Pollution kills more than terrorism. It may sound bit harsh and comparison might not appropriate but truth is that Millions around the world every year dies due to pollution.

India is one of the most badly effected country by the pollution and one of the largest carbon emitter , 4 th in the last just after China, USA, Russia. India is leaving no stone upturned to remove that tag. As if it started a war on pollution and uses of fossil fuel.

India has already building new nuclear power plants, solar parks, has increased productivity of locally manufactured solar panels, has completely shut down coal generate power stations, building dams to generate electricity, importing less fossil fuels. India’s dream of becoming a completely clean energy user is right on track.

All seems well But there are problems like cars. With ever growing population , car sells are skyrocketing  and almost all of them runs on fossil fuel. According to a Greenpeace investigation more than 2 million people dies due to pollution in India every year.
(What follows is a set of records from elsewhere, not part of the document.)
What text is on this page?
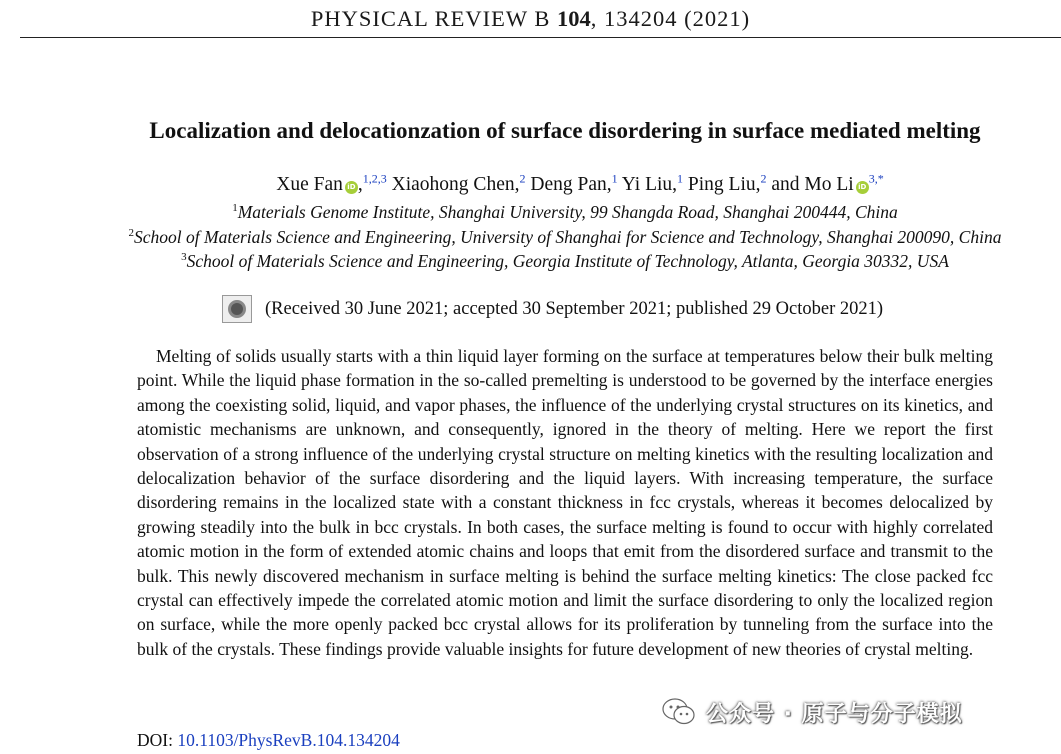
PHYSICAL REVIEW B 104, 134204 (2021)
Localization and delocationzation of surface disordering in surface mediated melting
Xue Fan iD ,$^{1,2,3}$ Xiaohong Chen,$^2$ Deng Pan,$^1$ Yi Liu,$^1$ Ping Liu,$^2$ and Mo Li $iD^{3,*}$
$^1$Materials Genome Institute, Shanghai University, 99 Shangda Road, Shanghai 200444, China
$^2$School of Materials Science and Engineering, University of Shanghai for Science and Technology, Shanghai 200090, China
$^3$School of Materials Science and Engineering, Georgia Institute of Technology, Atlanta, Georgia 30332, USA
(Received 30 June 2021; accepted 30 September 2021; published 29 October 2021)

Melting of solids usually starts with a thin liquid layer forming on the surface at temperatures below their bulk melting point. While the liquid phase formation in the so-called premelting is understood to be governed by the interface energies among the coexisting solid, liquid, and vapor phases, the influence of the underlying crystal structures on its kinetics, and atomistic mechanisms are unknown, and consequently, ignored in the theory of melting. Here we report the first observation of a strong influence of the underlying crystal structure on melting kinetics with the resulting localization and delocalization behavior of the surface disordering and the liquid layers. With increasing temperature, the surface disordering remains in the localized state with a constant thickness in fcc crystals, whereas it becomes delocalized by growing steadily into the bulk in bcc crystals. In both cases, the surface melting is found to occur with highly correlated atomic motion in the form of extended atomic chains and loops that emit from the disordered surface and transmit to the bulk. This newly discovered mechanism in surface melting is behind the surface melting kinetics: The close packed fcc crystal can effectively impede the correlated atomic motion and limit the surface disordering to only the localized region on surface, while the more openly packed bcc crystal allows for its proliferation by tunneling from the surface into the bulk of the crystals. These findings provide valuable insights for future development of new theories of crystal melting.

公众号 · 原子与分子模拟
DOI: 10.1103/PhysRevB.104.134204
Pollution was so severe that Delhi which is the capital of India and also the most polluted city in India had to start rationing on cars, famously known as ODD-EVEN policy by Delhi state government.

But now Indian government has decided to stop selling petrol or diesel cars by 2030. “We are going to introduce electric vehicles in a very big way,” said coal and mines minister Piyush Goyal at a conference in New Delhi.

India had already unveiled ‘National Electric Mobility Mission Plan (NEMMP) 2020’ in 2013 to address the issues of National energy security, vehicular pollution and growth of domestic manufacturing capabilities.

Ashok leyland has launched electric bus in bengaluru in 2014, the IT capital of India. Bangalore based Lithium Technologies launched a fully electric taxi service for corporates in 2015. many others are already developing their own models as well as foreign companies who are also planning to set up plants.

Charging infrastructure for electric vehicles in India has not been fully developed yet. There have been initiatives to set up community charging stations, as in the case of Plugin India facilitated charging stations. News reports have indicated about plans to provide solar-powered charging points at the existing fuel stations of the country.

Now with vision 2030 all we can assume that Indian government has shifted gear and in no mood to back down from fighting pollution.